Festus Okey davasında karar çıktı

Festus Okey davasında karar çıktı! Nijeryalı Festus Okey’i işkence ile öldürmekle suçlanan polis memuru sadece 4 yıl hapse mahkum oldu.
İstanbul 21. Ağır Ceza Mahkemesi, oy çokluğuyla tutuksuz yargılanan ve Festus Okey’i gözaltında öldürdüğü iddia edilen polis memuru Cengiz Yıldız’ı taksirle adam öldürmek suçundan 4 yıl 2 ay hapis cezasına çarptırdı. Hatırlanacağı gibi Nijeryalı Festus Okey gözaltına alındığı 20 Ağustos 2007’de öldürülmüştü.
İddianameye göre Festus Okey, 20 Ağustos 2007’de üzerinde uyuşturucu bulunması üzerine Asayiş Büro Amirliği’ne getirilmiş, arama işlemleri devam ederken polis memuru Cengiz Yıldız’ın bir anlık boşluğundan faydalanarak tabancasını almaya kalkışmıştı. Polis memurunun da müdahalesiyle başlayan boğuşma esnasında silahın ateş almasıyla Festus Okey yaşamını yitirmişti.
Duruşma savcısı Mehmet Nuri Gür bir önceki duruşmada esas hakkındaki mütalaasını açıklamıştı. Gür, taraflar arasında husumet olduğuna dair bir bulgu olmadığından hareketle olayı “bilinçli taksirle ölüme sebebiyet vermek” olarak nitelemiş, sanığın 3 yıldan 9 yıla kadar hapisle cezalandırılmasını talep etmişti. Sanığın, doğrudan kasıtla hareket ettiğini gösteren bir kanıt bulunmadığını dile getiren Gür, sanığın “bilinçli taksirle ölüme sebebiyet vermek” suçundan 3 ile 9 yıl arasında hapis cezasına çarptırılmasını istedi.

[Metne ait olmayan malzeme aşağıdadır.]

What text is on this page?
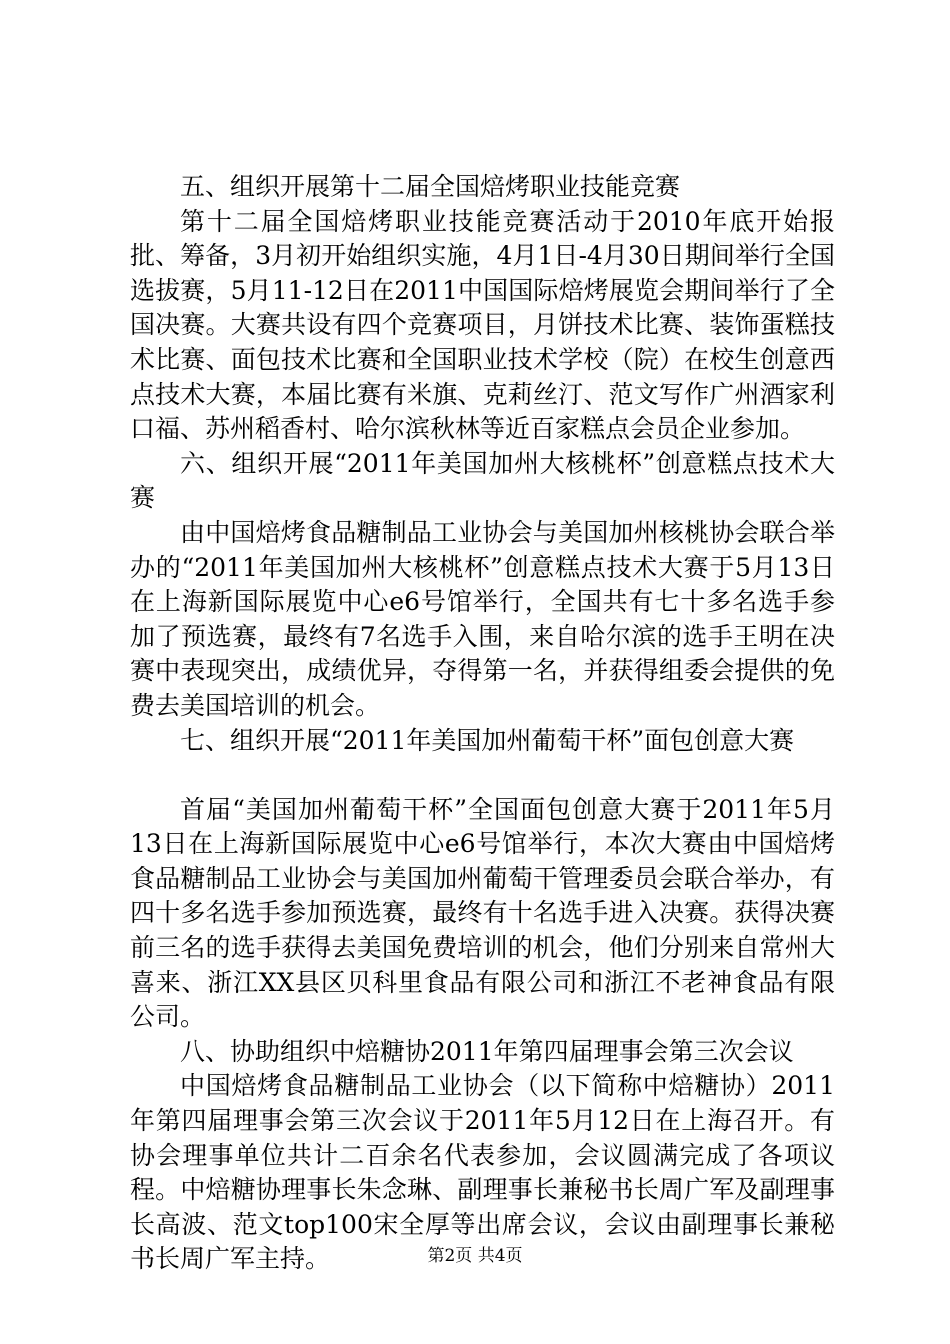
五、组织开展第十二届全国焙烤职业技能竞赛

第十二届全国焙烤职业技能竞赛活动于2010年底开始报批、筹备，3月初开始组织实施，4月1日-4月30日期间举行全国选拔赛，5月11-12日在2011中国国际焙烤展览会期间举行了全国决赛。大赛共设有四个竞赛项目，月饼技术比赛、装饰蛋糕技术比赛、面包技术比赛和全国职业技术学校（院）在校生创意西点技术大赛，本届比赛有米旗、克莉丝汀、范文写作广州酒家利口福、苏州稻香村、哈尔滨秋林等近百家糕点会员企业参加。

六、组织开展“2011年美国加州大核桃杯”创意糕点技术大赛

由中国焙烤食品糖制品工业协会与美国加州核桃协会联合举办的“2011年美国加州大核桃杯”创意糕点技术大赛于5月13日在上海新国际展览中心e6号馆举行，全国共有七十多名选手参加了预选赛，最终有7名选手入围，来自哈尔滨的选手王明在决赛中表现突出，成绩优异，夺得第一名，并获得组委会提供的免费去美国培训的机会。

七、组织开展“2011年美国加州葡萄干杯”面包创意大赛

首届“美国加州葡萄干杯”全国面包创意大赛于2011年5月13日在上海新国际展览中心e6号馆举行，本次大赛由中国焙烤食品糖制品工业协会与美国加州葡萄干管理委员会联合举办，有四十多名选手参加预选赛，最终有十名选手进入决赛。获得决赛前三名的选手获得去美国免费培训的机会，他们分别来自常州大喜来、浙江XX县区贝科里食品有限公司和浙江不老神食品有限公司。

八、协助组织中焙糖协2011年第四届理事会第三次会议

中国焙烤食品糖制品工业协会（以下简称中焙糖协）2011年第四届理事会第三次会议于2011年5月12日在上海召开。有协会理事单位共计二百余名代表参加，会议圆满完成了各项议程。中焙糖协理事长朱念琳、副理事长兼秘书长周广军及副理事长高波、范文top100宋全厚等出席会议，会议由副理事长兼秘书长周广军主持。	第2页 共4页
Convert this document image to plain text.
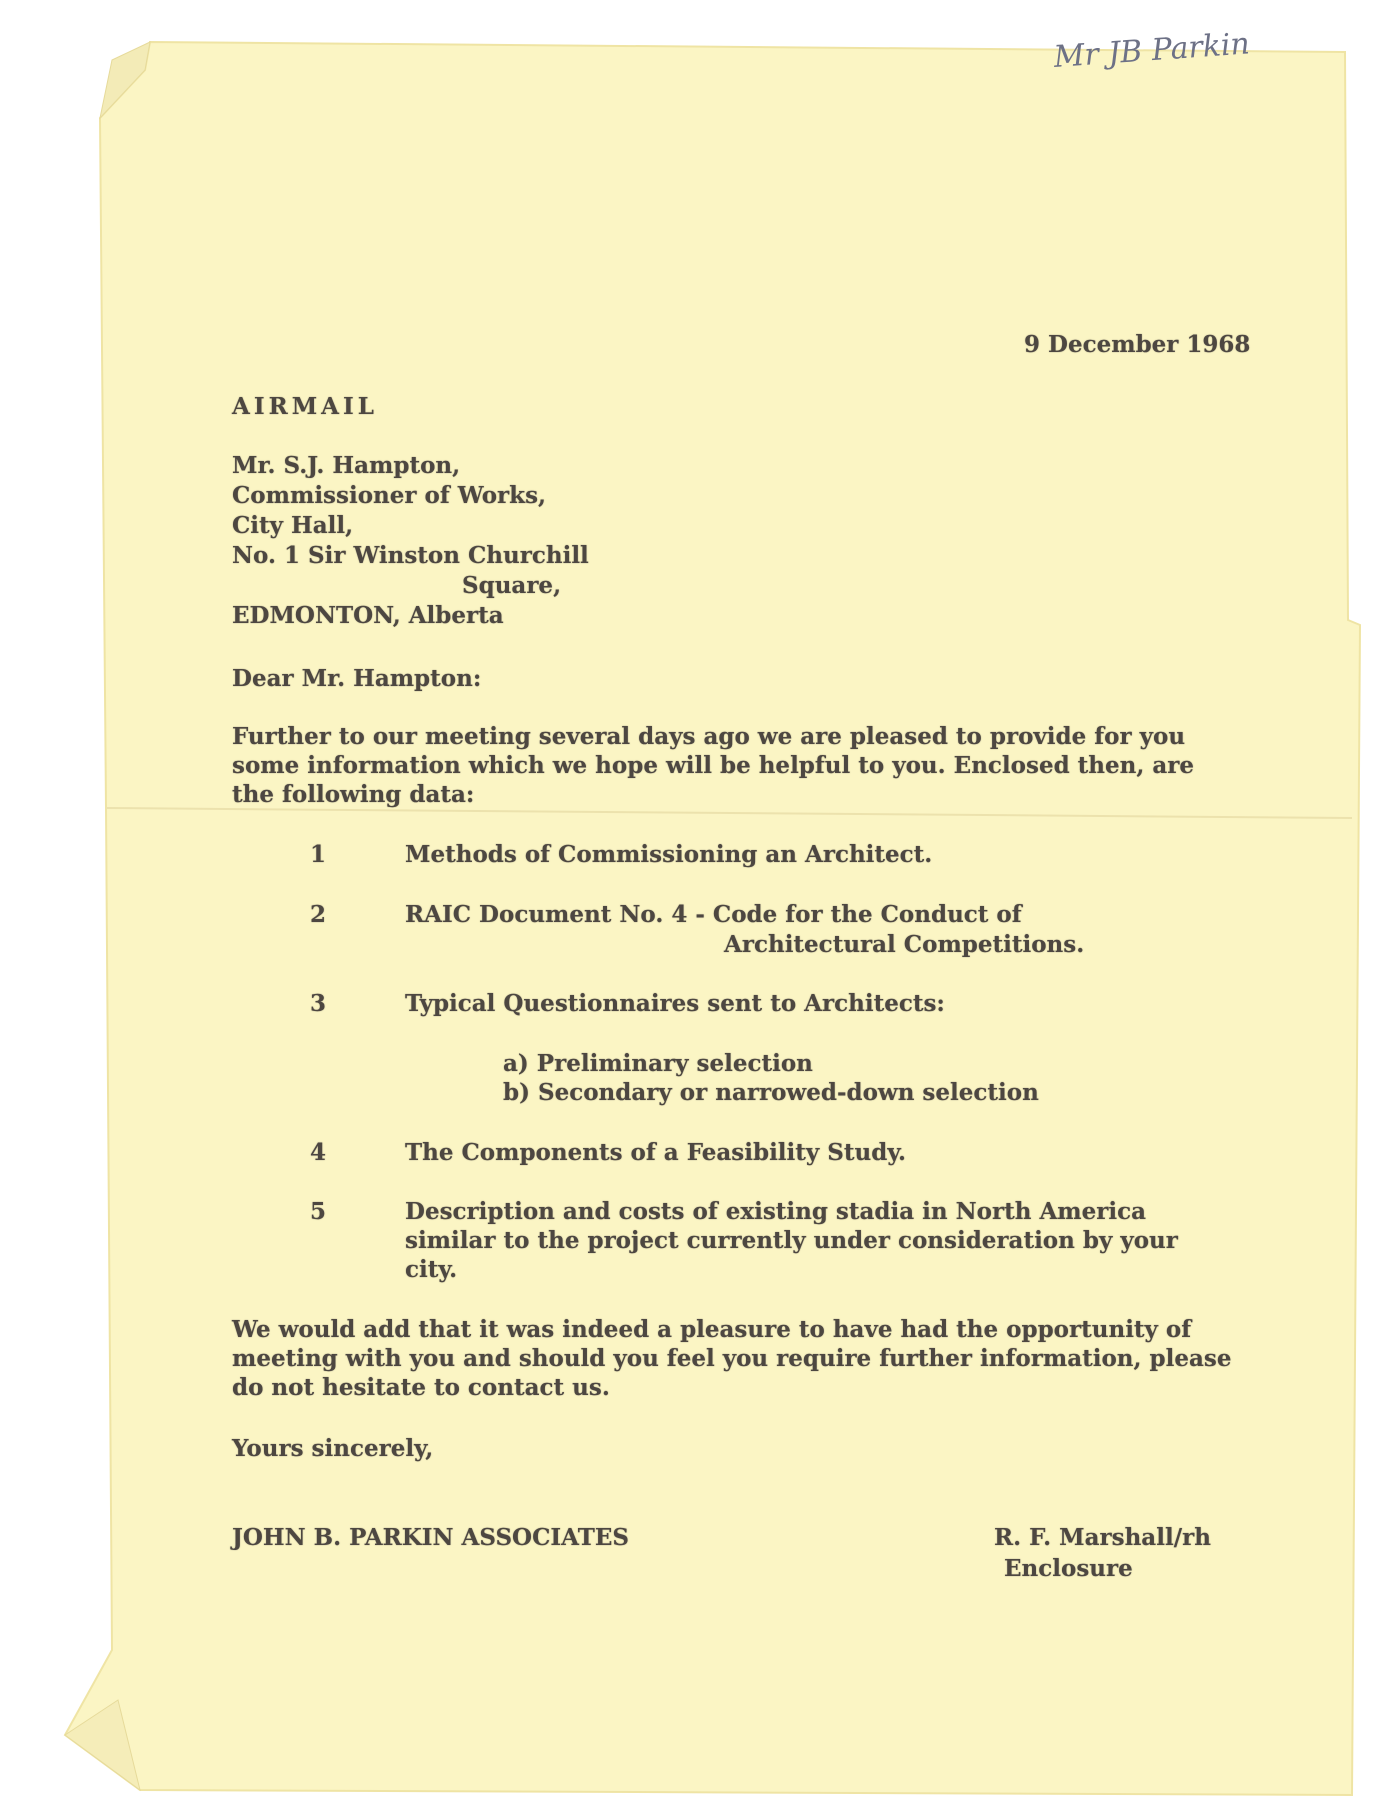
Mr JB Parkin
9 December 1968
AIRMAIL
Mr. S.J. Hampton,
Commissioner of Works,
City Hall,
No. 1 Sir Winston Churchill
Square,
EDMONTON, Alberta
Dear Mr. Hampton:
Further to our meeting several days ago we are pleased to provide for you
some information which we hope will be helpful to you. Enclosed then, are
the following data:
1	Methods of Commissioning an Architect.
2	RAIC Document No. 4 - Code for the Conduct of
Architectural Competitions.
3	Typical Questionnaires sent to Architects:
a) Preliminary selection
b) Secondary or narrowed-down selection
4	The Components of a Feasibility Study.
5	Description and costs of existing stadia in North America
similar to the project currently under consideration by your
city.
We would add that it was indeed a pleasure to have had the opportunity of
meeting with you and should you feel you require further information, please
do not hesitate to contact us.
Yours sincerely,
JOHN B. PARKIN ASSOCIATES	R. F. Marshall/rh
Enclosure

Dava sonrasında bir açıklama yapan avukat Alptekin Ocak, yargılamanın adil ve etkin bir şekilde yürütülmediğini söyledi. Festus Okey’in ölümüne sebep olan kişinin sadece Cengiz Yıldız olmadığını kaydeden Ocak, “Festus Okey devletin gözetimi ve denetiminde ölmüştür. Okey’in ailesi konuyla ilgili olarak Türkiye Cumhuriyeti devletinin kendilerinden özür dilemelerini bekliyorlar. Aynı zamanda uğramış oldukları manevi zararlar açısından bir tazminat bekliyorlar. Ama en başta özür bekliyorlar.” diye konuştu.
Mahkemenin verdiği kararın gerçekleşen olay açısından hiç adil olmadığını düşündüklerini ifade eden Ocak, hukuki girişimlerimde bulunacaklarını anlatı. Ocak, “Dava da biz müdahil sıfatıyla yer almalıydık. Ailesinin vekaletini sunmuş olmamıza rağmen bu reddedildi. Davayı öncelikle temyiz edeceğiz. Onun dışında dönemin İstanbul Emniyet Müdürü ve Beyoğlu İlçe Emniyet Müdürü hakkında bu cinayetteki sorumlulukları sebebiyle suç duyurusunda bulunmayı düşünüyoruz.” ifadelerini kullandı. Göçmen Dayanışma Ağı üyesi Ufuk Ahıska ise davanın insan vicdanı ve adalet duygusuyla ilgi olarak rencide edici olduğunu düşündüklerini aktardı.